Viertens: Die Festigung und der Ausbau freundschaftlicher Beziehungen zu den Nachbarstaaten auf der Basis gegenseitiger Unterstützung sowie die Verfolgung einer friedliebenden Außenpolitik werden in der neuen Verfassung als wichtige Richtungen genannt. Auch in dieser Hinsicht ist Usbekistan an einer Vertiefung des bilateralen Dialogs mit Deutschland interessiert. Wichtige Fragen der regionalen Sicherheit könnten gemeinsam angegangen werden. Taschkent und Berlin haben in vielen aktuellen Fragen übereinstimmende oder ähnliche Positionen.

Die konstruktive Regionalpolitik Usbekistans wird von allen Nachbarstaaten unterstützt. Die zentralasiatische Region ist auch unter in den geopolitischen Turbulenzen ein Raum des Vertrauens und der Zusammenarbeit zum gegenseitigen Nutzen und gegenüber internen und externen Herausforderungen widerstandsfähiger geworden.

Berlin ist an einer konstruktiven Kooperation in Zentralasien, an Stabilität und der Einbindung ihrer Staaten in die globalen Wirtschaftsbeziehungen interessiert und setzt sich für die Intensivierung der gesamteuropäischen Politik in der Region ein. So hatte Deutschland 2007 die EU-Strategie für Zentralasien initiiert, die 2019 aktualisiert wurde, und war federführend bei der Entwicklung der neuen EU-Global-Gateway-Initiative, die Zentralasien eine Schlüsselrolle in der Region zuweist. Infolgedessen haben sich die Kontakte zwischen der EU und den führenden Politikern Zentralasiens in den letzten Jahren verstärkt. Im Jahr 2022 wurde das 2008 gegründete Zentralasien-EU-Format auf die Ebene der Staatsoberhäupter gehoben. Außerdem finden regelmäßige Außenministertreffen statt.

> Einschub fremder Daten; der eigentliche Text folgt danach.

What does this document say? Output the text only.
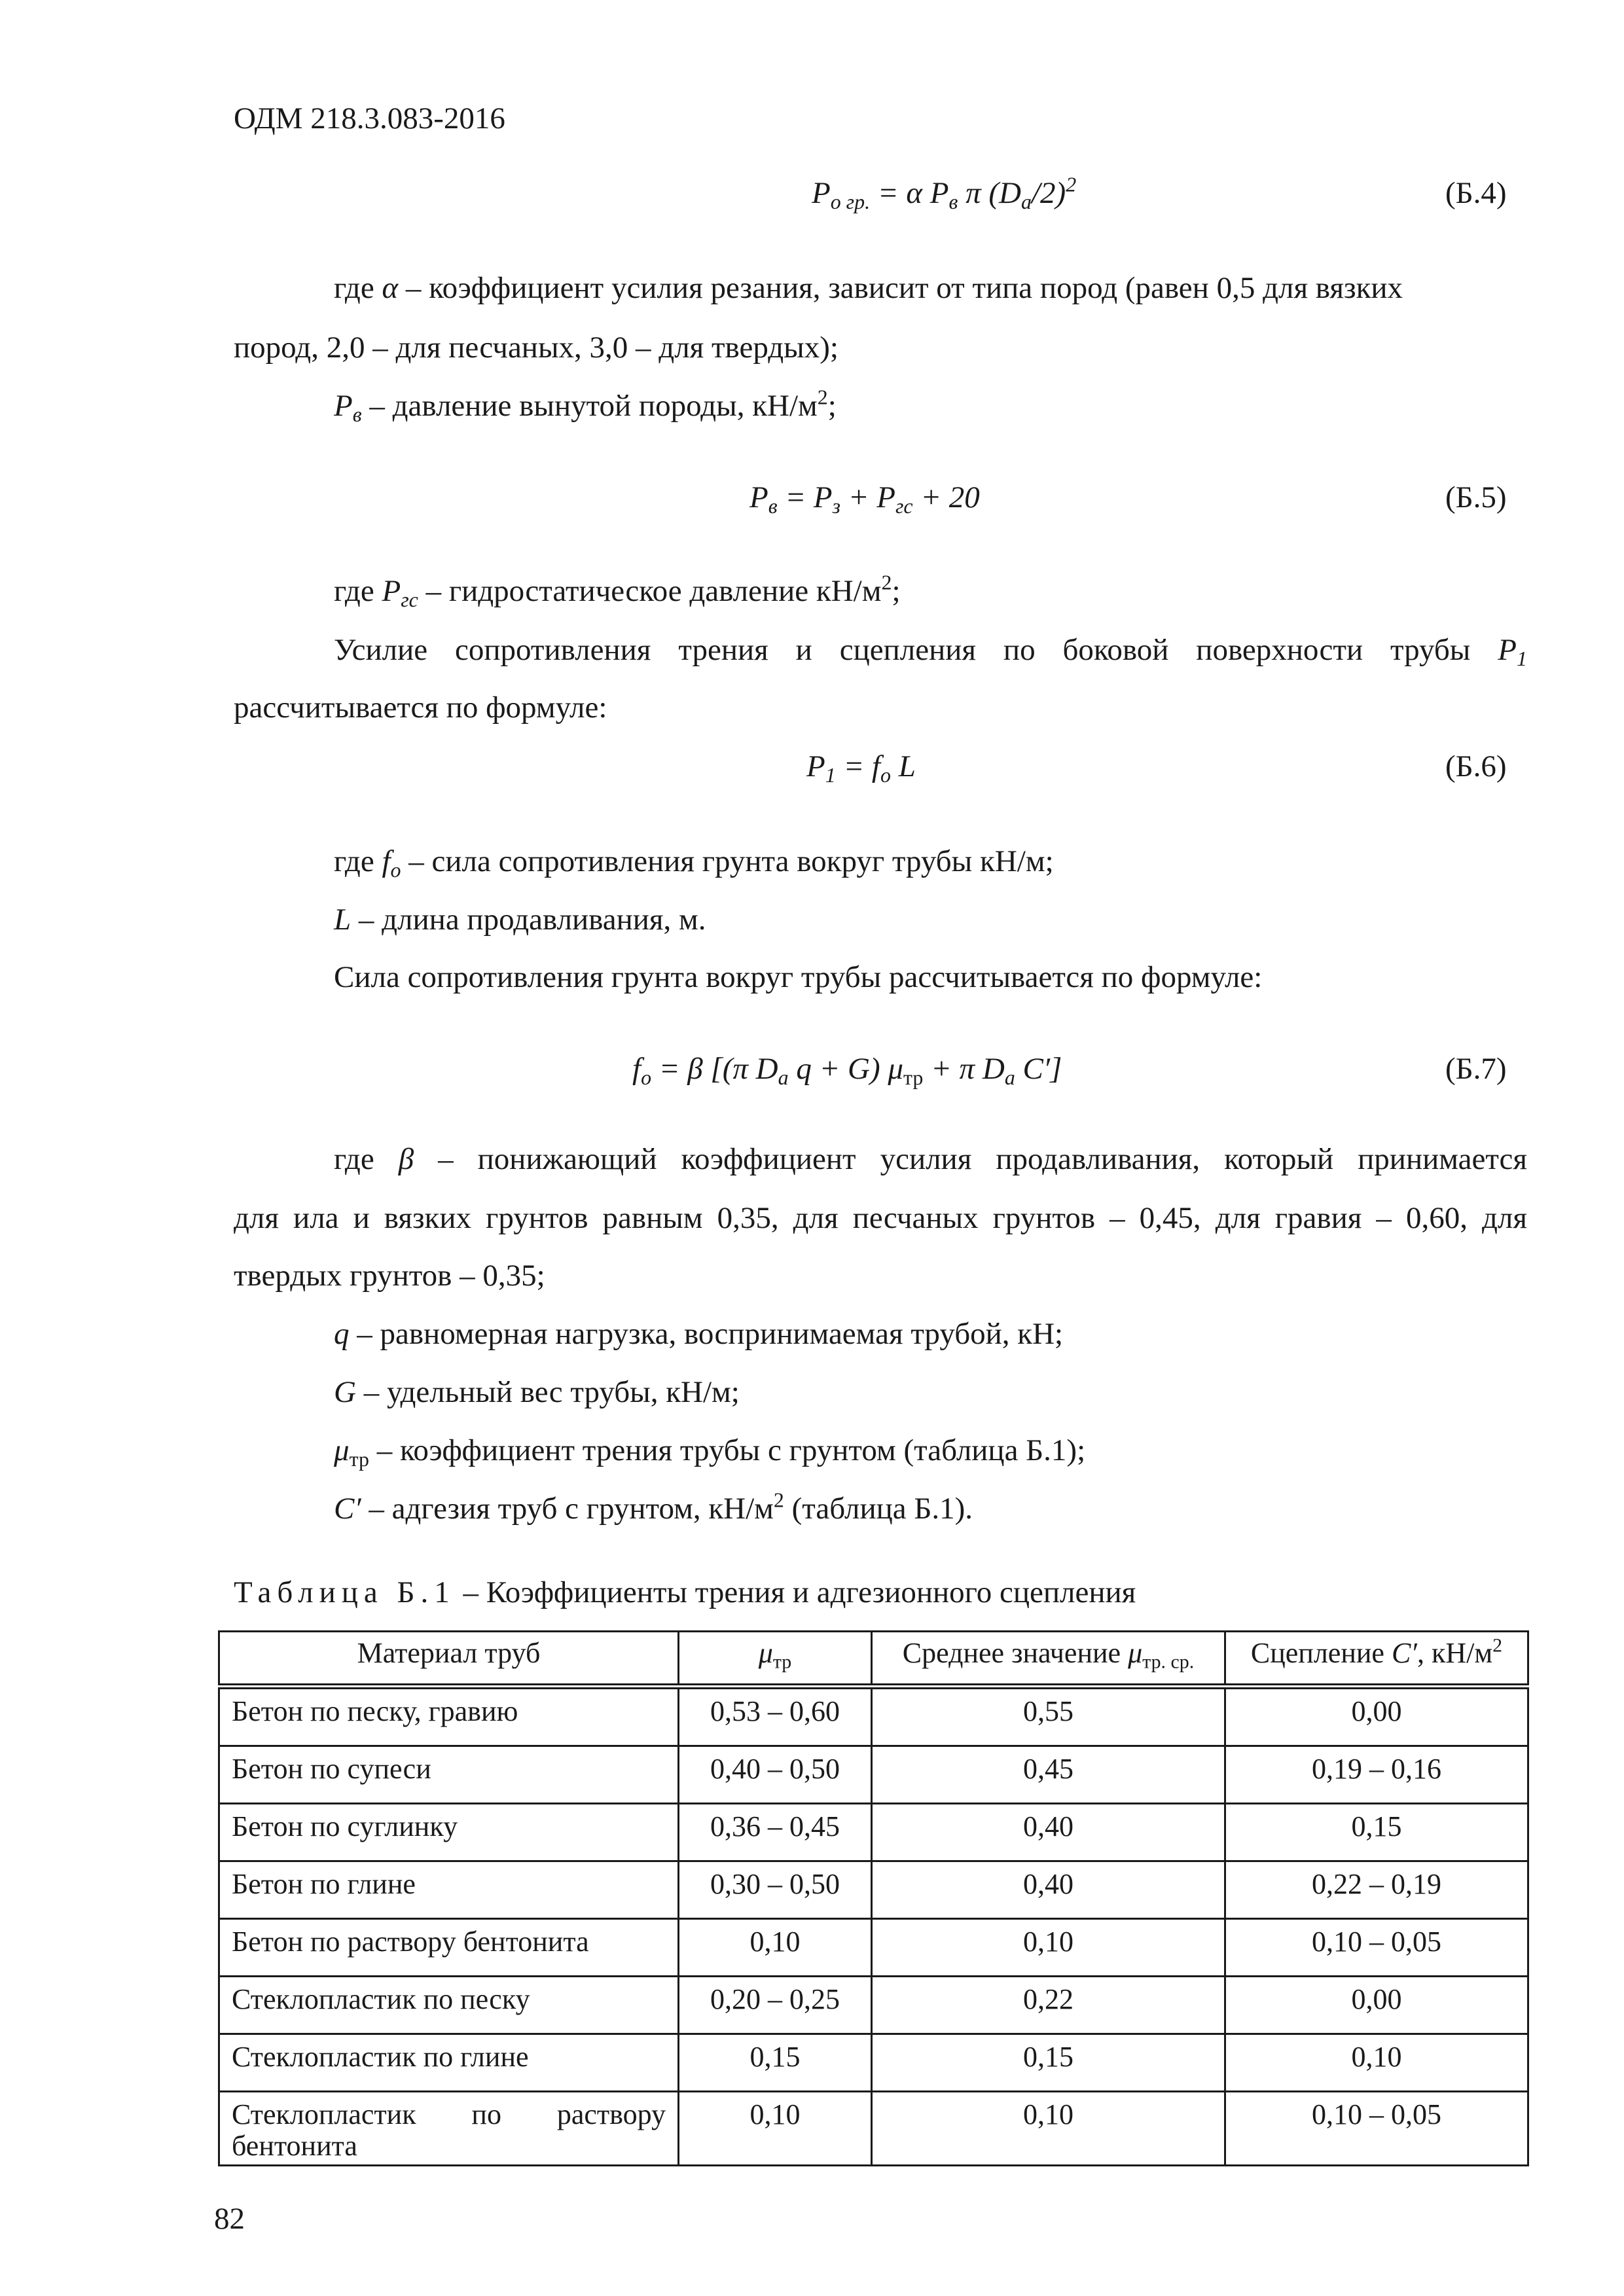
ОДМ 218.3.083-2016
$P_{о гр.} = \alpha$ $P_в$ π $(D_a/2)^2$	(Б.4)
где α – коэффициент усилия резания, зависит от типа пород (равен 0,5 для вязких
пород, 2,0 – для песчаных, 3,0 – для твердых);
$P_в$ – давление вынутой породы, $кН/м^2$;
$P_в = P_з + P_{гс} + 20$	(Б.5)
где $P_{гс}$ – гидростатическое давление $кН/м^2$;
Усилие сопротивления трения и сцепления по боковой поверхности трубы $P_1$
рассчитывается по формуле:
$P_1 = f_o$ L	(Б.6)
где $f_o$ – сила сопротивления грунта вокруг трубы кН/м;
L – длина продавливания, м.
Сила сопротивления грунта вокруг трубы рассчитывается по формуле:
$f_o = \beta$ [(π $D_a$ q + G) $\mu_{тр} + \pi$ $D_a$ C′]	(Б.7)
где β – понижающий коэффициент усилия продавливания, который принимается
для ила и вязких грунтов равным 0,35, для песчаных грунтов – 0,45, для гравия – 0,60, для
твердых грунтов – 0,35;
q – равномерная нагрузка, воспринимаемая трубой, кН;
G – удельный вес трубы, кН/м;
$\mu_{тр}$ – коэффициент трения трубы с грунтом (таблица Б.1);
C′ – адгезия труб с грунтом, $кН/м^2$ (таблица Б.1).
Таблица Б.1 – Коэффициенты трения и адгезионного сцепления
Материал труб	$\mu_{тр}$	Среднее значение $\mu_{тр. ср.}$	Сцепление C′, $кН/м^2$
Бетон по песку, гравию	0,53 – 0,60	0,55	0,00
Бетон по супеси	0,40 – 0,50	0,45	0,19 – 0,16
Бетон по суглинку	0,36 – 0,45	0,40	0,15
Бетон по глине	0,30 – 0,50	0,40	0,22 – 0,19
Бетон по раствору бентонита	0,10	0,10	0,10 – 0,05
Стеклопластик по песку	0,20 – 0,25	0,22	0,00
Стеклопластик по глине	0,15	0,15	0,10

Стеклопластик по раствору
бентонита	0,10	0,10	0,10 – 0,05
82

Heute sind auch die Länder der zentralasiatischen Region bestrebt, die Zusammenarbeit mit Deutschland zu intensivieren. Dadurch wird es möglich, das Ressourcen-, Produktions-, Transport- und Logistik- sowie das intellektuelle Potenzial Zentralasiens voll auszuschöpfen, die Region in globale Wertschöpfungsketten einzubinden und den regionalen Akteur als wichtigen Faktor zur Gewährleistung von nachhaltiger Entwicklung, Sicherheit und Stabilität nicht nur in Zentralasien, sondern auch weit darüber hinaus zu stärken. Dazu gehört auch die Befassung mit Afghanistan, von dessen Entwicklung nicht nur die Stabilität der Nachbarländer, sondern auch die globale Sicherheit abhängt.

Usbekistan ist überzeugt, dass nur durch einen koordinierten Dialog mit den neuen afghanischen Machthabern, auch über Menschenrechtsfragen, sozioökonomische Hilfe und die Einbeziehung in regionale Wirtschaftsbeziehungen, die Voraussetzungen für eine nachhaltige friedliche Entwicklung geschaffen werden können, um das Land wieder auf den Weg zu bringen.

Für Usbekistan bleiben die Beziehungen zu Berlin der wichtigste Bereich seiner außenpolitischen Strategie. Auch beim aktuellen Staatsbesuch ist es offensichtlich, dass beide Seiten klare Leitlinien und Prioritäten für die Zusammenarbeit haben und die Bedürfnisse des jeweils anderen verstehen.